The December 2011 Duma elections’ unflattering assessment by international and domestic monitors, criticism of the fairness of the March 2012 elections, and detention and sentencing of opposition figures such as Aleksei Navalny and Sergei Udaltsov, as well as over four hundred demonstrations, also could result in unpleasant questions at the summit by Western media and attending world leaders.
There is yet another reason for Putin’s absence. Obama’s inability to make foreign policy commitments during the election period might have further eroded the rationale for Putin to hobnob with his American colleague. Obama himself was caught explaining his current inflexibility to then president Medvedev in the open-microphone incident at the recent Seoul nuclear summit.
It helps that Medvedev and Obama developed cordial personal ties, eating burgers together in the DC suburbs last summer, which Obama does not have with Putin. Even though Barack might be just as happy to see Dmitri at the summit, Putin’s moves may still provoke consternation in the White House.
For Washington, Putin’s doubts about the G-8’s capacity to accomplish anything significant and his close relations with China should turn on the red light with regards to the hallowed U.S.-Russian “reset” policy. The Russian president seeking concessions from Obama on the ballistic-missile-defense issue is not what the Obama reelection campaign wants to hear. White House rhetoric notwithstanding, the Russian president’s refusal to come to Camp David may signal that the once-celebrated “reset” is indeed in a lot of trouble.
Putin made no attempt to hide his dissatisfaction when U.S. national-security advisor Tom Donilon was in Moscow, bringing with him Obama’s multipage memo to Putin about deepening U.S.-Russian ties.
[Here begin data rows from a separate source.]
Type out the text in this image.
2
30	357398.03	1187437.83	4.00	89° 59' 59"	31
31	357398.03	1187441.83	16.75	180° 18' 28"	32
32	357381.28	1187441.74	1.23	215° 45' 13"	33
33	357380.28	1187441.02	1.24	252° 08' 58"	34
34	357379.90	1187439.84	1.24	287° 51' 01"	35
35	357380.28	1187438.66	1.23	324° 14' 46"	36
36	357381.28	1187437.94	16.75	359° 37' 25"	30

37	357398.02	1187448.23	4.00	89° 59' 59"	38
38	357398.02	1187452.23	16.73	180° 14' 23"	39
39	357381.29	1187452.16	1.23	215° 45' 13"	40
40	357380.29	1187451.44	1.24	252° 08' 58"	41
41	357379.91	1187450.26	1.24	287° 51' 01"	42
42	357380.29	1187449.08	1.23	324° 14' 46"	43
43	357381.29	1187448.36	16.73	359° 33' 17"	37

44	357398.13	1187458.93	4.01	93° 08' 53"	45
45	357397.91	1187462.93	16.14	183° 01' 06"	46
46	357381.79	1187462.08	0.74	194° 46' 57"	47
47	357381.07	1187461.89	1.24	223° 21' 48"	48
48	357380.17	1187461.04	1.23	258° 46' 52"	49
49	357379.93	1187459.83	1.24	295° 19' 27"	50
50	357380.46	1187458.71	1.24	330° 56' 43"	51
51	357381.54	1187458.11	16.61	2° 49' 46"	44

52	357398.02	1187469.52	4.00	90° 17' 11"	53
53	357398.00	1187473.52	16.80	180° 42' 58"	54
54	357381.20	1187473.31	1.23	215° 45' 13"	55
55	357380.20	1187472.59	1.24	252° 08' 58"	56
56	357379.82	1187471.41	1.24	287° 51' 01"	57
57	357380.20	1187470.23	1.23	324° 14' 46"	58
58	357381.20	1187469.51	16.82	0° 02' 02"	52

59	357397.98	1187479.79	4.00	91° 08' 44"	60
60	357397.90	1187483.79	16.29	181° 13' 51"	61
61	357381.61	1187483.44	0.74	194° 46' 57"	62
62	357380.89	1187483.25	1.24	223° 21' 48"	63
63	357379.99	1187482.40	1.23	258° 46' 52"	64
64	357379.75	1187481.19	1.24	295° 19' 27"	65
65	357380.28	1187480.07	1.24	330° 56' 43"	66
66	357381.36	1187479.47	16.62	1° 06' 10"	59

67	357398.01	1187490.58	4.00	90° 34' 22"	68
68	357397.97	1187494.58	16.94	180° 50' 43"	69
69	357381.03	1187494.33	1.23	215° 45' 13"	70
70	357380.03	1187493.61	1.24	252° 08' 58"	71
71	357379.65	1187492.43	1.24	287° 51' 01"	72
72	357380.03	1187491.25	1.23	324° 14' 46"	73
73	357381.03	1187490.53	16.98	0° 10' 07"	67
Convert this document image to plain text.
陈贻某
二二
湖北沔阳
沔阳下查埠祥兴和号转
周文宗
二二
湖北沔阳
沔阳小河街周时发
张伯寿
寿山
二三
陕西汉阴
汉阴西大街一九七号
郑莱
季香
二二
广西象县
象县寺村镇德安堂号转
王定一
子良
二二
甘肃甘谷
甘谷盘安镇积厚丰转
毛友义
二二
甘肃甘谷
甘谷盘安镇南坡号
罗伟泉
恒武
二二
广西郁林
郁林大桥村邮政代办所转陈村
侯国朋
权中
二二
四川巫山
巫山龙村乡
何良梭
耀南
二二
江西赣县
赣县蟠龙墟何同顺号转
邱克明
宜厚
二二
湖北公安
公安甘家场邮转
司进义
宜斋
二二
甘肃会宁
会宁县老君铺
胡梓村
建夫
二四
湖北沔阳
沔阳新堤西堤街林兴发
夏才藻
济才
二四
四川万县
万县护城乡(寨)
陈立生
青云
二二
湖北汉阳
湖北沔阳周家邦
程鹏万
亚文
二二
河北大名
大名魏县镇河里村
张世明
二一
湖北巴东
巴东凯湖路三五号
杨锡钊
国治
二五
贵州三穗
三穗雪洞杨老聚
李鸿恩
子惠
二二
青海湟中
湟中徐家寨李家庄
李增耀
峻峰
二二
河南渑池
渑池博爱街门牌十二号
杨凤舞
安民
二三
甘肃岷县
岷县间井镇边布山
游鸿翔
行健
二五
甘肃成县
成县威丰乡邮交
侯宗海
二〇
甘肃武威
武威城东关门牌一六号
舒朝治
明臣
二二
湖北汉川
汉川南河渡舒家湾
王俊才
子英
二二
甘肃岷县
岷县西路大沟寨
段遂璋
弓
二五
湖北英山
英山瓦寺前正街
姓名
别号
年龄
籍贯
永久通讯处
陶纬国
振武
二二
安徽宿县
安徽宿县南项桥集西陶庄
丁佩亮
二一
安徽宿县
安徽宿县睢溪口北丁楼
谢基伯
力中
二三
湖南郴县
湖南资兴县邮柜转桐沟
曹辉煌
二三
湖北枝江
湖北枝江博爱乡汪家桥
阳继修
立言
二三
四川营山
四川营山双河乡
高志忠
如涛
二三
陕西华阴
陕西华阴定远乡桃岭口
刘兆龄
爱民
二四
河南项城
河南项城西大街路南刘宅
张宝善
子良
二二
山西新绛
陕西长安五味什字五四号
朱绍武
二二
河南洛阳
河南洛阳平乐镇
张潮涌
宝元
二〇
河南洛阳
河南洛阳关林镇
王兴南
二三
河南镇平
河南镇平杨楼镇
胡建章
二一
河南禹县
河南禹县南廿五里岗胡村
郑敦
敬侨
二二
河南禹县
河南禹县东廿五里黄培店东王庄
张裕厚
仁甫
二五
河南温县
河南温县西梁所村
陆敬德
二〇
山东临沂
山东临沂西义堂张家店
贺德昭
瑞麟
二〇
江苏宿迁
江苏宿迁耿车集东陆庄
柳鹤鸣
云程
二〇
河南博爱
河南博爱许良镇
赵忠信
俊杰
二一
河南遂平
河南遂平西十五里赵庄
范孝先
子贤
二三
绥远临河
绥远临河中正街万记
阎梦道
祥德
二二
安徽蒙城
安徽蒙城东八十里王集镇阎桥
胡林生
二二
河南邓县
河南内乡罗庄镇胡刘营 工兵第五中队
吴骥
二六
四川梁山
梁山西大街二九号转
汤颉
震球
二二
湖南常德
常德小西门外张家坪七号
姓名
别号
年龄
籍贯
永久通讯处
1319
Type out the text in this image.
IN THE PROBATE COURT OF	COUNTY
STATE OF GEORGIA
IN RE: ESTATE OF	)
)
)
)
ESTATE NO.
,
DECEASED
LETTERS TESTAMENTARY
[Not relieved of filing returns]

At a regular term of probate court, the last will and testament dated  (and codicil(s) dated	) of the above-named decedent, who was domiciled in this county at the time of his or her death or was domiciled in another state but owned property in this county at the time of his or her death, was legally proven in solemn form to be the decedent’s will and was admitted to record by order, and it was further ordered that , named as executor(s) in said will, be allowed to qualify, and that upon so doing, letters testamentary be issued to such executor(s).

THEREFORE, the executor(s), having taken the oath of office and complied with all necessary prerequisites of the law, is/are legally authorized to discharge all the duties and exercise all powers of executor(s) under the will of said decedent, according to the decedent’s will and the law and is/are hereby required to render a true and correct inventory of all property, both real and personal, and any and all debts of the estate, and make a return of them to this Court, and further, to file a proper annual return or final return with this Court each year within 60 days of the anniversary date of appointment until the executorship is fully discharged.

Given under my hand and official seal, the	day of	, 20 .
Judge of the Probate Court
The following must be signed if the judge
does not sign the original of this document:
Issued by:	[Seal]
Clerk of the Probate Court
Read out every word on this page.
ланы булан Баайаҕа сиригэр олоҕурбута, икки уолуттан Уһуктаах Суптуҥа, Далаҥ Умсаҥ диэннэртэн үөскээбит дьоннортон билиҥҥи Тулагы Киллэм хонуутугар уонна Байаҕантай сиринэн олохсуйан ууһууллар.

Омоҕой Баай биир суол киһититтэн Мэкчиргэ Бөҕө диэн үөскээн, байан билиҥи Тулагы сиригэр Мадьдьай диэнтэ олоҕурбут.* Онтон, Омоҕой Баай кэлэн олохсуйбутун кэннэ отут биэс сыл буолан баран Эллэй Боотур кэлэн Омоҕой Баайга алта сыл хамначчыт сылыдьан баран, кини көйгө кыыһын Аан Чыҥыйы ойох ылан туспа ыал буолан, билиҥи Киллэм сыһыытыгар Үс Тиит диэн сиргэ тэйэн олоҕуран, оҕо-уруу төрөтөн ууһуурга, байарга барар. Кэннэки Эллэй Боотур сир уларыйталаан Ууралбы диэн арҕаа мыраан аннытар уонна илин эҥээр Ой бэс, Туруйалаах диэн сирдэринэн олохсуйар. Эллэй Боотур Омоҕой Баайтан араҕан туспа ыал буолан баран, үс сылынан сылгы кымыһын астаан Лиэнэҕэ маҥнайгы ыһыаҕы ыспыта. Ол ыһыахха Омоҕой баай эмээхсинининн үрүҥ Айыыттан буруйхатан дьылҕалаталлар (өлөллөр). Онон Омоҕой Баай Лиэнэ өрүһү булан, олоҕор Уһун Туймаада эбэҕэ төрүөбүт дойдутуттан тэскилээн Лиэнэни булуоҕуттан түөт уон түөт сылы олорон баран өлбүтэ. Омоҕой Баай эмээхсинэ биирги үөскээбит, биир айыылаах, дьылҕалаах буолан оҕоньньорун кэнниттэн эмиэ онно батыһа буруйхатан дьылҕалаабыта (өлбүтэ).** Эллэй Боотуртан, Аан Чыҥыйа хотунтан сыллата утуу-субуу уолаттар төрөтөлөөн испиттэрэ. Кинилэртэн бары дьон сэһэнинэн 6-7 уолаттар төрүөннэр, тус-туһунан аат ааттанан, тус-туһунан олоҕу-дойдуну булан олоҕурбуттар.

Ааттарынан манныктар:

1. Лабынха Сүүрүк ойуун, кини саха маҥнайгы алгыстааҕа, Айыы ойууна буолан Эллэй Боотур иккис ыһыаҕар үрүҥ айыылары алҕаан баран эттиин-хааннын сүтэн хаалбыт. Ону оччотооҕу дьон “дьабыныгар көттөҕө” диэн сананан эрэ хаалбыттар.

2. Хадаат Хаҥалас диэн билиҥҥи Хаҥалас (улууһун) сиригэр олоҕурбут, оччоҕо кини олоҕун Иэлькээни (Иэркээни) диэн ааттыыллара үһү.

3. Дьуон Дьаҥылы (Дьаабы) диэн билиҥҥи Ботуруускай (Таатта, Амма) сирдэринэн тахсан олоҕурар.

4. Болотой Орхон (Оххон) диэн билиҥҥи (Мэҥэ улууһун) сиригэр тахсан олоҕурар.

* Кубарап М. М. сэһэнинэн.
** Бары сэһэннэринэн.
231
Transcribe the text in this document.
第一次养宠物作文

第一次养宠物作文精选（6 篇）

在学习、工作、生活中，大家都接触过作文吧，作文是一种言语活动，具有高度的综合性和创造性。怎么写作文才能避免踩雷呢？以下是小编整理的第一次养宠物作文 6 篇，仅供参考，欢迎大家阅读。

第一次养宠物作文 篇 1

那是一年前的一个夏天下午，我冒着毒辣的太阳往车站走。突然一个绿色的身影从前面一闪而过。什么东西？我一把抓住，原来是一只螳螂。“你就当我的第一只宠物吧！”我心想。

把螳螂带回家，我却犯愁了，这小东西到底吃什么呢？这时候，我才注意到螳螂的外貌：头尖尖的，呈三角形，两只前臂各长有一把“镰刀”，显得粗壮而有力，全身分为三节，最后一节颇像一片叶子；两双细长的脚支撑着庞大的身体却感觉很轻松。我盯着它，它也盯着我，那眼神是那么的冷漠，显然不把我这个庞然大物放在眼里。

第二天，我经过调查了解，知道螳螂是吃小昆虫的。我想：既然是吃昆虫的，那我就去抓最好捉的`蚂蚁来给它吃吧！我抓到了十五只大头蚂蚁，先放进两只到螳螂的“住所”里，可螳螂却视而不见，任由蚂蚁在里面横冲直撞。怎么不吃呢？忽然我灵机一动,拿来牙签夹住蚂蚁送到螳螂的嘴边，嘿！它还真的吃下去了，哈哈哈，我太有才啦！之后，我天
Putin said Russia would consider this path only if the United States views Russia as an equal partner. First, Putin said, Washington should provide written guarantees that U.S. missile-defense installations in Eastern Europe are not aimed at Russia. Since few expect the United States to satisfy Russia on this, Putin’s absence from the summit is hardly surprising.
Either way, Putin’s decision to stay home is bad news for the “reset” and for Obama. While there are many issues that require cooperation between Washington and Moscow—including nonproliferation, Iran, Syria, Afghanistan and Russia’s WTO entrance— boycotting the summit is stressing the negative. And it could be a sign of worse things to come.
Ariel Cohen is a senior research fellow for Russian and Eurasia Studies and International Energy Policy at the Heritage Foundation.